Back Issues is a blog about The Nation’s archives, but one would need a magazine much older than 150 years to find archival evidence of a time when such views had the merest claim to morality, not to mention, as the guild so often and so tediously does, piety.
“I am shocked at the concerted effort led by pro-war elements to pillory this guy, rather than offer serious compassion,” Robert Musil, who wrote an article on Vietnam deserters for The Nation in 1973, told me last year. “Where is all that rhetoric about ‘we support our troops’? He has suffered a lot, as have others. Where is the understanding, the compassion, the humanity? I frankly think that’s the proper response to an American kid stranded in the middle of Afghanistan who feels he has no choice but to go away from his unit.”
After I wrote that post, I was contacted by Rory Fanning, a former US Army Ranger in Afghanistan who served in the same unit as Pat Tillman. Fanning kindly sent me a copy of his book, Worth Fighting For, published last November by Haymarket. It is a profoundly moving memoir about his trek across the United States to raise money for the Pat Tillman Foundation, but more importantly it is a thoughtful, historically literate and often hilarious account of Fanning’s effort to forge a new relationship with a country he worried he had betrayed and had been betrayed by: disturbed by what he saw in Afghanistan, Fanning briefly went AWOL. He likely would have suffered the same fate that Bergdahl faces had not imperial stupidity, incompetence and lying saved him at the last moment. Preoccupied by the fallout from Tillman’s death and the attempted cover-up to prevent disclosure that it was caused by friendly fire, military authorities allowed Fanning to leave their custody without charges.
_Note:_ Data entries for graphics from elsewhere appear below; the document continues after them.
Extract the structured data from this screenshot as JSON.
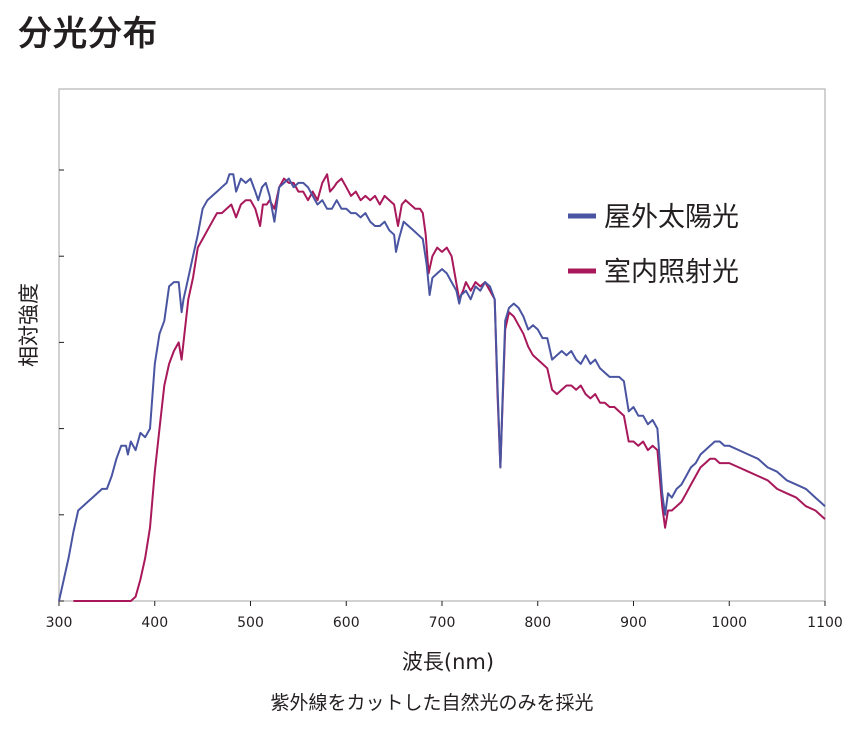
{
  "title": "分光分布",
  "caption": "紫外線をカットした自然光のみを採光",
  "colors": {
    "outdoor": "#4a55a2",
    "indoor": "#a8185a",
    "frame": "#b5b5b5",
    "axis": "#231f20"
  },
  "chart_data": {
    "type": "line",
    "xlabel": "波長(nm)",
    "ylabel": "相対強度",
    "xlim": [
      300,
      1100
    ],
    "ylim": [
      0,
      1
    ],
    "x_ticks": [
      300,
      400,
      500,
      600,
      700,
      800,
      900,
      1000,
      1100
    ],
    "y_ticks": [
      0,
      0.2,
      0.4,
      0.6,
      0.8,
      1.0
    ],
    "grid": false,
    "legend_position": "top-right",
    "series": [
      {
        "name": "屋外太陽光",
        "color": "#4a55a2",
        "points": [
          [
            300,
            0.0
          ],
          [
            305,
            0.05
          ],
          [
            310,
            0.1
          ],
          [
            315,
            0.16
          ],
          [
            320,
            0.21
          ],
          [
            325,
            0.22
          ],
          [
            330,
            0.23
          ],
          [
            335,
            0.24
          ],
          [
            340,
            0.25
          ],
          [
            345,
            0.26
          ],
          [
            350,
            0.26
          ],
          [
            355,
            0.29
          ],
          [
            360,
            0.33
          ],
          [
            365,
            0.36
          ],
          [
            370,
            0.36
          ],
          [
            372,
            0.34
          ],
          [
            375,
            0.37
          ],
          [
            380,
            0.35
          ],
          [
            385,
            0.39
          ],
          [
            390,
            0.38
          ],
          [
            395,
            0.4
          ],
          [
            400,
            0.55
          ],
          [
            405,
            0.62
          ],
          [
            410,
            0.65
          ],
          [
            415,
            0.73
          ],
          [
            420,
            0.74
          ],
          [
            425,
            0.74
          ],
          [
            428,
            0.67
          ],
          [
            430,
            0.7
          ],
          [
            435,
            0.75
          ],
          [
            440,
            0.8
          ],
          [
            445,
            0.85
          ],
          [
            450,
            0.91
          ],
          [
            455,
            0.93
          ],
          [
            460,
            0.94
          ],
          [
            465,
            0.95
          ],
          [
            470,
            0.96
          ],
          [
            475,
            0.97
          ],
          [
            478,
            0.99
          ],
          [
            482,
            0.99
          ],
          [
            485,
            0.95
          ],
          [
            490,
            0.98
          ],
          [
            495,
            0.97
          ],
          [
            500,
            0.98
          ],
          [
            505,
            0.95
          ],
          [
            508,
            0.93
          ],
          [
            512,
            0.96
          ],
          [
            516,
            0.97
          ],
          [
            520,
            0.94
          ],
          [
            525,
            0.88
          ],
          [
            530,
            0.96
          ],
          [
            535,
            0.97
          ],
          [
            540,
            0.98
          ],
          [
            545,
            0.96
          ],
          [
            550,
            0.97
          ],
          [
            555,
            0.97
          ],
          [
            560,
            0.96
          ],
          [
            565,
            0.94
          ],
          [
            570,
            0.92
          ],
          [
            575,
            0.93
          ],
          [
            580,
            0.91
          ],
          [
            585,
            0.91
          ],
          [
            590,
            0.93
          ],
          [
            595,
            0.91
          ],
          [
            600,
            0.91
          ],
          [
            605,
            0.9
          ],
          [
            610,
            0.9
          ],
          [
            615,
            0.89
          ],
          [
            620,
            0.9
          ],
          [
            625,
            0.88
          ],
          [
            630,
            0.87
          ],
          [
            635,
            0.87
          ],
          [
            640,
            0.88
          ],
          [
            645,
            0.86
          ],
          [
            650,
            0.85
          ],
          [
            652,
            0.81
          ],
          [
            655,
            0.84
          ],
          [
            660,
            0.88
          ],
          [
            665,
            0.87
          ],
          [
            670,
            0.86
          ],
          [
            675,
            0.85
          ],
          [
            680,
            0.84
          ],
          [
            684,
            0.78
          ],
          [
            687,
            0.71
          ],
          [
            690,
            0.75
          ],
          [
            695,
            0.76
          ],
          [
            700,
            0.77
          ],
          [
            705,
            0.76
          ],
          [
            710,
            0.74
          ],
          [
            715,
            0.72
          ],
          [
            718,
            0.69
          ],
          [
            720,
            0.71
          ],
          [
            725,
            0.72
          ],
          [
            730,
            0.7
          ],
          [
            735,
            0.73
          ],
          [
            740,
            0.72
          ],
          [
            745,
            0.74
          ],
          [
            750,
            0.73
          ],
          [
            755,
            0.7
          ],
          [
            758,
            0.5
          ],
          [
            761,
            0.31
          ],
          [
            763,
            0.45
          ],
          [
            766,
            0.65
          ],
          [
            770,
            0.68
          ],
          [
            775,
            0.69
          ],
          [
            780,
            0.68
          ],
          [
            785,
            0.66
          ],
          [
            790,
            0.63
          ],
          [
            795,
            0.64
          ],
          [
            800,
            0.63
          ],
          [
            805,
            0.61
          ],
          [
            810,
            0.61
          ],
          [
            815,
            0.56
          ],
          [
            820,
            0.57
          ],
          [
            825,
            0.58
          ],
          [
            830,
            0.57
          ],
          [
            835,
            0.58
          ],
          [
            840,
            0.56
          ],
          [
            845,
            0.55
          ],
          [
            850,
            0.57
          ],
          [
            855,
            0.55
          ],
          [
            860,
            0.56
          ],
          [
            865,
            0.54
          ],
          [
            870,
            0.53
          ],
          [
            875,
            0.52
          ],
          [
            880,
            0.52
          ],
          [
            885,
            0.52
          ],
          [
            890,
            0.51
          ],
          [
            895,
            0.44
          ],
          [
            900,
            0.45
          ],
          [
            905,
            0.43
          ],
          [
            910,
            0.43
          ],
          [
            915,
            0.41
          ],
          [
            920,
            0.42
          ],
          [
            925,
            0.4
          ],
          [
            930,
            0.25
          ],
          [
            933,
            0.2
          ],
          [
            936,
            0.25
          ],
          [
            940,
            0.24
          ],
          [
            945,
            0.26
          ],
          [
            950,
            0.27
          ],
          [
            955,
            0.29
          ],
          [
            960,
            0.31
          ],
          [
            965,
            0.32
          ],
          [
            970,
            0.34
          ],
          [
            975,
            0.35
          ],
          [
            980,
            0.36
          ],
          [
            985,
            0.37
          ],
          [
            990,
            0.37
          ],
          [
            995,
            0.36
          ],
          [
            1000,
            0.36
          ],
          [
            1010,
            0.35
          ],
          [
            1020,
            0.34
          ],
          [
            1030,
            0.33
          ],
          [
            1040,
            0.31
          ],
          [
            1050,
            0.3
          ],
          [
            1060,
            0.28
          ],
          [
            1070,
            0.27
          ],
          [
            1080,
            0.26
          ],
          [
            1090,
            0.24
          ],
          [
            1095,
            0.23
          ],
          [
            1100,
            0.22
          ]
        ]
      },
      {
        "name": "室内照射光",
        "color": "#a8185a",
        "points": [
          [
            315,
            0.0
          ],
          [
            365,
            0.0
          ],
          [
            375,
            0.0
          ],
          [
            380,
            0.01
          ],
          [
            385,
            0.05
          ],
          [
            390,
            0.1
          ],
          [
            395,
            0.17
          ],
          [
            400,
            0.3
          ],
          [
            405,
            0.4
          ],
          [
            410,
            0.5
          ],
          [
            415,
            0.55
          ],
          [
            420,
            0.58
          ],
          [
            425,
            0.6
          ],
          [
            428,
            0.56
          ],
          [
            430,
            0.6
          ],
          [
            435,
            0.7
          ],
          [
            440,
            0.75
          ],
          [
            445,
            0.82
          ],
          [
            450,
            0.84
          ],
          [
            455,
            0.86
          ],
          [
            460,
            0.88
          ],
          [
            465,
            0.9
          ],
          [
            470,
            0.9
          ],
          [
            475,
            0.91
          ],
          [
            480,
            0.92
          ],
          [
            485,
            0.89
          ],
          [
            490,
            0.92
          ],
          [
            495,
            0.93
          ],
          [
            500,
            0.93
          ],
          [
            505,
            0.91
          ],
          [
            510,
            0.87
          ],
          [
            513,
            0.92
          ],
          [
            517,
            0.92
          ],
          [
            520,
            0.93
          ],
          [
            525,
            0.91
          ],
          [
            530,
            0.96
          ],
          [
            535,
            0.98
          ],
          [
            540,
            0.97
          ],
          [
            545,
            0.97
          ],
          [
            550,
            0.95
          ],
          [
            555,
            0.95
          ],
          [
            560,
            0.93
          ],
          [
            565,
            0.95
          ],
          [
            570,
            0.93
          ],
          [
            575,
            0.97
          ],
          [
            580,
            0.99
          ],
          [
            583,
            0.95
          ],
          [
            587,
            0.96
          ],
          [
            590,
            0.97
          ],
          [
            595,
            0.98
          ],
          [
            600,
            0.96
          ],
          [
            605,
            0.94
          ],
          [
            610,
            0.95
          ],
          [
            615,
            0.93
          ],
          [
            620,
            0.94
          ],
          [
            625,
            0.93
          ],
          [
            630,
            0.94
          ],
          [
            635,
            0.92
          ],
          [
            640,
            0.94
          ],
          [
            645,
            0.93
          ],
          [
            650,
            0.92
          ],
          [
            654,
            0.87
          ],
          [
            658,
            0.92
          ],
          [
            662,
            0.93
          ],
          [
            667,
            0.92
          ],
          [
            672,
            0.91
          ],
          [
            677,
            0.91
          ],
          [
            680,
            0.9
          ],
          [
            683,
            0.85
          ],
          [
            686,
            0.76
          ],
          [
            690,
            0.8
          ],
          [
            695,
            0.82
          ],
          [
            700,
            0.81
          ],
          [
            705,
            0.82
          ],
          [
            710,
            0.8
          ],
          [
            714,
            0.75
          ],
          [
            718,
            0.7
          ],
          [
            722,
            0.72
          ],
          [
            725,
            0.74
          ],
          [
            730,
            0.72
          ],
          [
            735,
            0.74
          ],
          [
            740,
            0.73
          ],
          [
            745,
            0.74
          ],
          [
            750,
            0.72
          ],
          [
            755,
            0.7
          ],
          [
            758,
            0.48
          ],
          [
            761,
            0.31
          ],
          [
            763,
            0.44
          ],
          [
            766,
            0.63
          ],
          [
            770,
            0.67
          ],
          [
            775,
            0.66
          ],
          [
            780,
            0.64
          ],
          [
            785,
            0.62
          ],
          [
            790,
            0.59
          ],
          [
            795,
            0.57
          ],
          [
            800,
            0.56
          ],
          [
            805,
            0.55
          ],
          [
            810,
            0.54
          ],
          [
            815,
            0.49
          ],
          [
            820,
            0.48
          ],
          [
            825,
            0.49
          ],
          [
            830,
            0.5
          ],
          [
            835,
            0.5
          ],
          [
            840,
            0.49
          ],
          [
            845,
            0.5
          ],
          [
            850,
            0.48
          ],
          [
            855,
            0.47
          ],
          [
            860,
            0.48
          ],
          [
            865,
            0.46
          ],
          [
            870,
            0.46
          ],
          [
            875,
            0.45
          ],
          [
            880,
            0.45
          ],
          [
            885,
            0.44
          ],
          [
            890,
            0.43
          ],
          [
            895,
            0.37
          ],
          [
            900,
            0.37
          ],
          [
            905,
            0.36
          ],
          [
            910,
            0.37
          ],
          [
            915,
            0.35
          ],
          [
            920,
            0.36
          ],
          [
            925,
            0.35
          ],
          [
            930,
            0.22
          ],
          [
            933,
            0.17
          ],
          [
            936,
            0.21
          ],
          [
            940,
            0.21
          ],
          [
            945,
            0.22
          ],
          [
            950,
            0.23
          ],
          [
            955,
            0.25
          ],
          [
            960,
            0.27
          ],
          [
            965,
            0.29
          ],
          [
            970,
            0.31
          ],
          [
            975,
            0.32
          ],
          [
            980,
            0.33
          ],
          [
            985,
            0.33
          ],
          [
            990,
            0.32
          ],
          [
            1000,
            0.32
          ],
          [
            1010,
            0.31
          ],
          [
            1020,
            0.3
          ],
          [
            1030,
            0.29
          ],
          [
            1040,
            0.28
          ],
          [
            1050,
            0.26
          ],
          [
            1060,
            0.25
          ],
          [
            1070,
            0.24
          ],
          [
            1080,
            0.22
          ],
          [
            1090,
            0.21
          ],
          [
            1100,
            0.19
          ]
        ]
      }
    ]
  }
}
Fanning returned home and a few years later embarked on his transcontinental walk, seeking (and ultimately finding) a more profound connection to the American people, past and land than he had thought possible when he was growing up.
(I cannot recommend the book highly enough.)
My first reaction upon hearing the news that Bergdahl would be charged with desertion was to unfurl a string of expletives. My second was to get Fanning on the phone.
“Clearly,” he began, “the main reason they’re going after him is because they don’t want to be responsible for the hundreds of thousands of dollars in back pay that they owe him. I find that ironic, as they’ve been giving millions to warlords, throwing away trillions since 2001.”
Indeed, The New York Times’s otherwise somewhat mysterious suggestion that “there appears to be little desire to see him serve time” makes a lot more sense if you reason, as Fanning does, that they are only charging him to avoid having to cough up the back pay.
“The evidence against him that he’s responsible for the deaths of six soldiers is tenuous at best,” Fanning continued. “But the bigger point is the fact that the entity to blame for these deaths is the US military, for sending these soldiers into a war that should never have happened. The Taliban surrendered months after the initial invasion. But our politicians wanted blood.”
Fanning feels for Bergdahl. “Anyone who has been in Afghanistan could clearly see that the US had nothing to do in that country,” he told me. “We were little more than pawns in village disputes most of the time.”
“To be honest with you,” Fanning said, “we need a million more Bowe Bergdahls. Anybody who has any degree of common sense or moral fortitude would say, ‘This is ridiculous. I’m not gonna fight this war.’”
Fanning told me, as Musil had last year, that it is not at all easy or in some cases possible to declare yourself a conscientious objector once you are in war.
“I could totally relate to this guy,” he said. “I consider him a hero. To kill somebody for a cause you don’t believe in is potentially worse than being killed yourself, because those scars last forever. Just walking off the battlefield as Bergdahl did seems like an easier route than seeking conscientious-objector status.”
Why the wingnut feeding frenzy?
“It’s a lot of fear-mongering to prop up this state of perpetual war,” Fanning concluded. “Recruitment is down. People are realizing we’re not fighting for freedom or democracy, but for empire. They have to make an example out of someone like Bowe Bergdahl.”